The Hostile Environment for illegal migrants

Posted On: Thursday, June 1st, 2017 @ 2:41 pm by Sallie Davies

What is the Hostile Environment? A phrase usually referring to war zones or extreme weather was applied to illegal migrants by Theresa May in 2012 when she said:

“The aim is to create here in Britain a really hostile environment for illegal migration … What we don’t want is a situation where people think that they can come here and overstay because they’re able to access everything they need.”

Since then Home Office officials have been busy tooling up to make life really difficult for those who do not have a lawful immigration status here in the UK. And it is working. We are seeing increasing numbers of people who, for many different reasons, do not have official permission to be here and are at risk of being removed by the Home Office.

The Hostile environment is a bundle of measures which includes:

Working while here illegally is now a criminal offence.

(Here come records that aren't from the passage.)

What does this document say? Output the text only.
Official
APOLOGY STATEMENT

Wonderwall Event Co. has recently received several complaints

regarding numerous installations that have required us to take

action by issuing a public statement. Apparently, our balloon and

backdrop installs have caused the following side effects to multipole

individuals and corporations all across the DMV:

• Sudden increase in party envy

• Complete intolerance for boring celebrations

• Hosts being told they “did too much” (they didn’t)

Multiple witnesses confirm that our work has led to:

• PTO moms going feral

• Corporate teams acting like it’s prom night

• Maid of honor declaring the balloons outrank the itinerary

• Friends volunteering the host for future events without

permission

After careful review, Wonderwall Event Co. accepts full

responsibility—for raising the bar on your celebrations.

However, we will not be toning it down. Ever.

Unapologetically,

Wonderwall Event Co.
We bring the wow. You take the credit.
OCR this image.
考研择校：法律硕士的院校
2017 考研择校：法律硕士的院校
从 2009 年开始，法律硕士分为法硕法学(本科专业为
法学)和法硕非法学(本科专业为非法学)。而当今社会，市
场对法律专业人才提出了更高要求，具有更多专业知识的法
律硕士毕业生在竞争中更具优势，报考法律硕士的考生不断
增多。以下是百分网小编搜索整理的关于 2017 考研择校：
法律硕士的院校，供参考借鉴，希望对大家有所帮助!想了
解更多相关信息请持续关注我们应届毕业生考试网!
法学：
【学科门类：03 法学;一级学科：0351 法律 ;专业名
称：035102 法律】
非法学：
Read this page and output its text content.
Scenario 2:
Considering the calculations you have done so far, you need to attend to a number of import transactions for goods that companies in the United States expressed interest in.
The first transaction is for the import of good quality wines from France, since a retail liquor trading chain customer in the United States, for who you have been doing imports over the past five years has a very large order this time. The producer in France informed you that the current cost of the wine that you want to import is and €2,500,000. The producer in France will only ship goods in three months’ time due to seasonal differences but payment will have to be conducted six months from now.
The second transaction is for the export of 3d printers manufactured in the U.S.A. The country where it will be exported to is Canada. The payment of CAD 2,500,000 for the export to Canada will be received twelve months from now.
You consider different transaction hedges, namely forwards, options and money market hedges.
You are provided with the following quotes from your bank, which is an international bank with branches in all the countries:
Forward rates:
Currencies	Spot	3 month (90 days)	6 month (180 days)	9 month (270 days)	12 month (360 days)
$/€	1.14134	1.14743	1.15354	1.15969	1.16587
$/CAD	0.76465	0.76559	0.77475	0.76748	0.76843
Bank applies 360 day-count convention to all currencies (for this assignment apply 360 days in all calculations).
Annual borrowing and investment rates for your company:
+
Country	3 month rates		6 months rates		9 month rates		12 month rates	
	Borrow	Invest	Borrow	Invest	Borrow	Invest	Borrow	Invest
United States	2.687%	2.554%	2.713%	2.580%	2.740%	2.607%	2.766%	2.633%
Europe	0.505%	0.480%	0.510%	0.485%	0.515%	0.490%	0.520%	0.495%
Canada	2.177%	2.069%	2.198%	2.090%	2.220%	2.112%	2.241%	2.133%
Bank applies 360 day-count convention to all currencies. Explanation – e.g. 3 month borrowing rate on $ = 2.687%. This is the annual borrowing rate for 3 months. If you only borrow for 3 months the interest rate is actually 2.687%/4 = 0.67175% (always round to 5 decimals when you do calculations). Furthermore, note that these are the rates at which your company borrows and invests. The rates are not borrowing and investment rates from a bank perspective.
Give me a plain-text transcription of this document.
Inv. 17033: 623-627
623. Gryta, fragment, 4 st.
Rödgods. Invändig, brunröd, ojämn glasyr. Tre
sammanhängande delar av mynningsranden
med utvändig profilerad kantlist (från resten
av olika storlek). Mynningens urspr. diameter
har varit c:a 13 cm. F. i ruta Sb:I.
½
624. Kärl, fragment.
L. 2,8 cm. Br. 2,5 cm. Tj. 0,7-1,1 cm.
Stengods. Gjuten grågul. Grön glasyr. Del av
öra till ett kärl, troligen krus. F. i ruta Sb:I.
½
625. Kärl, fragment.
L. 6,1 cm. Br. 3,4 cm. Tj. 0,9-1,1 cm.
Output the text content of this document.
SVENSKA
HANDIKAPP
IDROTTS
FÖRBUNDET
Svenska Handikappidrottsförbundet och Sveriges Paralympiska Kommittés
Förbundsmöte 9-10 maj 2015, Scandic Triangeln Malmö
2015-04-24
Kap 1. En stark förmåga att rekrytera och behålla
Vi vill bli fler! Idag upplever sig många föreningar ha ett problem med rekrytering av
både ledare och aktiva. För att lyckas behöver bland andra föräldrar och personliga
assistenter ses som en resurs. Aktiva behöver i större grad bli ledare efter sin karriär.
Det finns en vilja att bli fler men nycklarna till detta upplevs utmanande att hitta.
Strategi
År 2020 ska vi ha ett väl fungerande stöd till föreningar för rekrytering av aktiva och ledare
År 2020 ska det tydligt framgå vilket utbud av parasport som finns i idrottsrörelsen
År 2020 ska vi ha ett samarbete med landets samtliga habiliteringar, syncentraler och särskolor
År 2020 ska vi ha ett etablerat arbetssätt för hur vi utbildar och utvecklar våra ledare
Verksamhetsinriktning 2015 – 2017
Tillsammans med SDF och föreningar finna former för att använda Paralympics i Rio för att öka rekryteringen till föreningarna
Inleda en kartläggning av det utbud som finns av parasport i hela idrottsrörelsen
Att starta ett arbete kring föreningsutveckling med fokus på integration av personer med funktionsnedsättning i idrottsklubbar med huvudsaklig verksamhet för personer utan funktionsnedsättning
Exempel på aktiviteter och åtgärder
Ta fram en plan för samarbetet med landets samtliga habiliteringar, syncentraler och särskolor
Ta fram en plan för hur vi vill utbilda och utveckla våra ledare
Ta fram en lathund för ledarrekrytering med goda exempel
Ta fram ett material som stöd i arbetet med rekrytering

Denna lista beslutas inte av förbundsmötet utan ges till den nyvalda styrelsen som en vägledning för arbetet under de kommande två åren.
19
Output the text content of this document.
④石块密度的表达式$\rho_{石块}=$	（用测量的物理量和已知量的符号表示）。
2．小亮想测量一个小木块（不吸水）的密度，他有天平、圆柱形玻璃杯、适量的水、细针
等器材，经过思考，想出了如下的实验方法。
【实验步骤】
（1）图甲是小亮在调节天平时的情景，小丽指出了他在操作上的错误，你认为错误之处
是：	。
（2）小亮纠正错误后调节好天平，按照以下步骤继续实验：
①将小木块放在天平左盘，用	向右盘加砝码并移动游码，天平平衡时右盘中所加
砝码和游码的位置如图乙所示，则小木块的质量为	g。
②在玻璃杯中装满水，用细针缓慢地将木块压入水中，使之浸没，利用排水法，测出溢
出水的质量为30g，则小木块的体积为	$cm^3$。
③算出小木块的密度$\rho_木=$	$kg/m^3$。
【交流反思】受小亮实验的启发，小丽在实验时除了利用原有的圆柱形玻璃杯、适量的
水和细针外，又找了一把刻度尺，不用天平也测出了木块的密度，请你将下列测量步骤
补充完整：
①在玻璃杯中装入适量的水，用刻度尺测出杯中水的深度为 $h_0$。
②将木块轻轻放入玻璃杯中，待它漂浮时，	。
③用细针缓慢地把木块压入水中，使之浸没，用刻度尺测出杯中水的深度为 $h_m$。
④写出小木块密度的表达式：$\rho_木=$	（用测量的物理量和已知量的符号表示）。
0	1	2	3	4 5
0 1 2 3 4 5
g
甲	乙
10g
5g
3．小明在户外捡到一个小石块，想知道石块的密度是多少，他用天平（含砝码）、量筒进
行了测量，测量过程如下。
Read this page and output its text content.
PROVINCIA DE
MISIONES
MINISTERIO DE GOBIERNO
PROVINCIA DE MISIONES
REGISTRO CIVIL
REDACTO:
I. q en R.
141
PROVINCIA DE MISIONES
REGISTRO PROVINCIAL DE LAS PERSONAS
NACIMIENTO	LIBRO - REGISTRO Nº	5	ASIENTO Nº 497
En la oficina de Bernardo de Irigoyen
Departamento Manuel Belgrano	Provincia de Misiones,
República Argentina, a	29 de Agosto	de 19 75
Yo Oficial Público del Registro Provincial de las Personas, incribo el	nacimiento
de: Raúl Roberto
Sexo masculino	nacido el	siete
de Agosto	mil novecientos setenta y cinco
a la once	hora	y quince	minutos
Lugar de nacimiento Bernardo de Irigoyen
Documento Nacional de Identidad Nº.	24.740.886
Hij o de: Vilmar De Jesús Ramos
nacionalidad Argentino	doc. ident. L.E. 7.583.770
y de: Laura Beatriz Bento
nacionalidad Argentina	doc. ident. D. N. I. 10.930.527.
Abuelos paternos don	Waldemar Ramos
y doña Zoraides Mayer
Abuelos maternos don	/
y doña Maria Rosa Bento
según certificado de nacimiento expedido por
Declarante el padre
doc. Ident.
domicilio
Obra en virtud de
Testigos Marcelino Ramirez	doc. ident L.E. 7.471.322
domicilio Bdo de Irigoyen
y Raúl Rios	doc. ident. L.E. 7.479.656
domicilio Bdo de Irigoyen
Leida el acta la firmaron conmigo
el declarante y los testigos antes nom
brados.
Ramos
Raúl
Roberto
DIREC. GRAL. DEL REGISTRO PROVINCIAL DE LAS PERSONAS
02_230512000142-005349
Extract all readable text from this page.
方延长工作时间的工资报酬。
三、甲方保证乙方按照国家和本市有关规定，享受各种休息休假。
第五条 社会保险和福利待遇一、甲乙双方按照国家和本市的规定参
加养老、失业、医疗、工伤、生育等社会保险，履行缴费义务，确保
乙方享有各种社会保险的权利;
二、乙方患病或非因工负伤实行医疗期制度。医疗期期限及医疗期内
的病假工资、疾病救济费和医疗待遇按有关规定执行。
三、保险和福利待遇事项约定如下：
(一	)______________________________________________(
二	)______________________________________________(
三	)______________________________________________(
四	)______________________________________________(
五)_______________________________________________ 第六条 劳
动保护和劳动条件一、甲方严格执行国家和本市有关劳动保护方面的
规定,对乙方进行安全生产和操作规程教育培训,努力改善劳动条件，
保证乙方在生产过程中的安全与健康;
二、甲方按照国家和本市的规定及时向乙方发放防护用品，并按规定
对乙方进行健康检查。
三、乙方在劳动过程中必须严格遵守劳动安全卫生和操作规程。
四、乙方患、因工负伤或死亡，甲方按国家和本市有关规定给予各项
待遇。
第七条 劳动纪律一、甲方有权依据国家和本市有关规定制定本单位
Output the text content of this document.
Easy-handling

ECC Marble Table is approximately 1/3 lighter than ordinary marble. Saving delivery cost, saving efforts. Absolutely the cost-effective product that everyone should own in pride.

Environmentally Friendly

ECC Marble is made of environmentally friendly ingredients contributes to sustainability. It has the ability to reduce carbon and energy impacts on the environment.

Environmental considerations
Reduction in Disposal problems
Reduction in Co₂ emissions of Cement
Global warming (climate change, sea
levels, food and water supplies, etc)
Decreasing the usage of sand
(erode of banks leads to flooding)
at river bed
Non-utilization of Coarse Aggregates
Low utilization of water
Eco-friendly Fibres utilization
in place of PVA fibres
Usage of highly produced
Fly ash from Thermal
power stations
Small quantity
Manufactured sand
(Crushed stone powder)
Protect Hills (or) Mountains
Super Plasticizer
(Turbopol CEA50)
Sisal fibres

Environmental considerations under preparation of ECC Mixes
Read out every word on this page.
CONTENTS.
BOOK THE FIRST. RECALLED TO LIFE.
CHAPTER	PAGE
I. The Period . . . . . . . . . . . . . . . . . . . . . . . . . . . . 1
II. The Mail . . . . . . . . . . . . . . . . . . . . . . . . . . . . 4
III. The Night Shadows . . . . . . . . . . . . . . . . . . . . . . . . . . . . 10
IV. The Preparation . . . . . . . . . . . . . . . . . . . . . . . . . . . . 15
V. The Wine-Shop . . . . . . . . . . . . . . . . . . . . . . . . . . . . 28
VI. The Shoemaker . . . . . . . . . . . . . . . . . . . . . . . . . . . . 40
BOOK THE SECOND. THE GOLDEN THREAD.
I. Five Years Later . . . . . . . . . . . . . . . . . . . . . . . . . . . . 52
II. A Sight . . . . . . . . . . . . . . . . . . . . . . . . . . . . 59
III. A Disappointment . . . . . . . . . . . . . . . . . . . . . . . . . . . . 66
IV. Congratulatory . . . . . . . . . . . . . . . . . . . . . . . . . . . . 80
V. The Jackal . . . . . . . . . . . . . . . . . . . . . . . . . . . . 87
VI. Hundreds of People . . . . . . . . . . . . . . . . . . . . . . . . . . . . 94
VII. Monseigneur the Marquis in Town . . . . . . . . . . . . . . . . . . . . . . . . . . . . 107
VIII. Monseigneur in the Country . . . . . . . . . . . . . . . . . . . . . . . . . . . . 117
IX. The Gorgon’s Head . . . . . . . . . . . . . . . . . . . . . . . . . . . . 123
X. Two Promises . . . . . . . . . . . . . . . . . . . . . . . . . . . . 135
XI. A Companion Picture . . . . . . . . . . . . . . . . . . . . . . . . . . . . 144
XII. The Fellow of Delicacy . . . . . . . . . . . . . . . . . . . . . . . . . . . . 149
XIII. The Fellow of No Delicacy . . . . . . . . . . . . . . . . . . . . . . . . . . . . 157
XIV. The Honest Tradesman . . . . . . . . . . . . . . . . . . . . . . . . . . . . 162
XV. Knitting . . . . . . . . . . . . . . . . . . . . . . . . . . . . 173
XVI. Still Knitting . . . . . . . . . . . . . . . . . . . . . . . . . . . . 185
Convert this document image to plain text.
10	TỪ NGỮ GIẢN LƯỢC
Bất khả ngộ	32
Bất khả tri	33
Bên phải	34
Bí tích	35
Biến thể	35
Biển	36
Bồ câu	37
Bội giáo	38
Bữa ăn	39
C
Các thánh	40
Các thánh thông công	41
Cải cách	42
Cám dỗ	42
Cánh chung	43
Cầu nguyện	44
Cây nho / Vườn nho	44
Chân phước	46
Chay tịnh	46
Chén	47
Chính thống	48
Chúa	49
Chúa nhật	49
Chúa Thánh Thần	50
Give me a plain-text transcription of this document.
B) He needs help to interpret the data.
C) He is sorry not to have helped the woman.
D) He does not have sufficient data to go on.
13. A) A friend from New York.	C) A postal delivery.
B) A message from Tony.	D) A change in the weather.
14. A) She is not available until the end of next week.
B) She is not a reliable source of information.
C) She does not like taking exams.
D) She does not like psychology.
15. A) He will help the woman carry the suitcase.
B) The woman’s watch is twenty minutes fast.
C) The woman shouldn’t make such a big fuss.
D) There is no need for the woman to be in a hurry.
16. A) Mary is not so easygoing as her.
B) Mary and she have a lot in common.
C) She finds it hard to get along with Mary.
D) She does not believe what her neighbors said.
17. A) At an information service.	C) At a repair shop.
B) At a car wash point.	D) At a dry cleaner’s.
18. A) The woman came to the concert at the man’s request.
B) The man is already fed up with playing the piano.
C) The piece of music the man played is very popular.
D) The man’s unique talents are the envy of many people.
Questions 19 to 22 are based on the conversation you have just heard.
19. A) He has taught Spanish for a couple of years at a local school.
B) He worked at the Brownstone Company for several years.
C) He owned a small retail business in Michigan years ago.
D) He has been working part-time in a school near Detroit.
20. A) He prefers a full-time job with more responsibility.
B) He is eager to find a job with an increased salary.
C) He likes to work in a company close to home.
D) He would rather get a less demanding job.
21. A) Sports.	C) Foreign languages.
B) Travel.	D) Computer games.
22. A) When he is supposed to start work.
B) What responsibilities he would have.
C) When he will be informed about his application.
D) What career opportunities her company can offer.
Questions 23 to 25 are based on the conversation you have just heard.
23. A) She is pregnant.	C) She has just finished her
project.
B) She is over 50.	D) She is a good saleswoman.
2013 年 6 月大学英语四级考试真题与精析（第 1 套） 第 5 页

Landlords cannot rent to anyone who is here illegally and can evict anyone who cannot prove they have the right to rent

Anyone subject to immigration restrictions who wants to marry here may face an investigation to check that it is not a ‘sham’ marriage

Introduction of immigration status checks for medical treatment on the NHS

Sharing of patient data between the NHS and Home Office.

An illegal migrant cannot open a bank account and there are plans to give banks the power to close accounts held by such people.

A person without legal immigration status cannot get a driving licence and can have an existing licence revoked.

What the Hostile Environment is doing to people

People find themselves in the UK without permission for many many reasons. Sometimes people do deliberately flout the laws and stay under the Home Office radar for years. But many had no idea they were here illegally because they arrived with parents a very long time ago. They might have lived and worked in the UK for years, paying taxes and making a contribution. Or they have made a minor mistake on an application form and they find themselves without permission to be here. They may well have good reason to be here and a right to be here but it can be a long and winding road out of the hostile environment.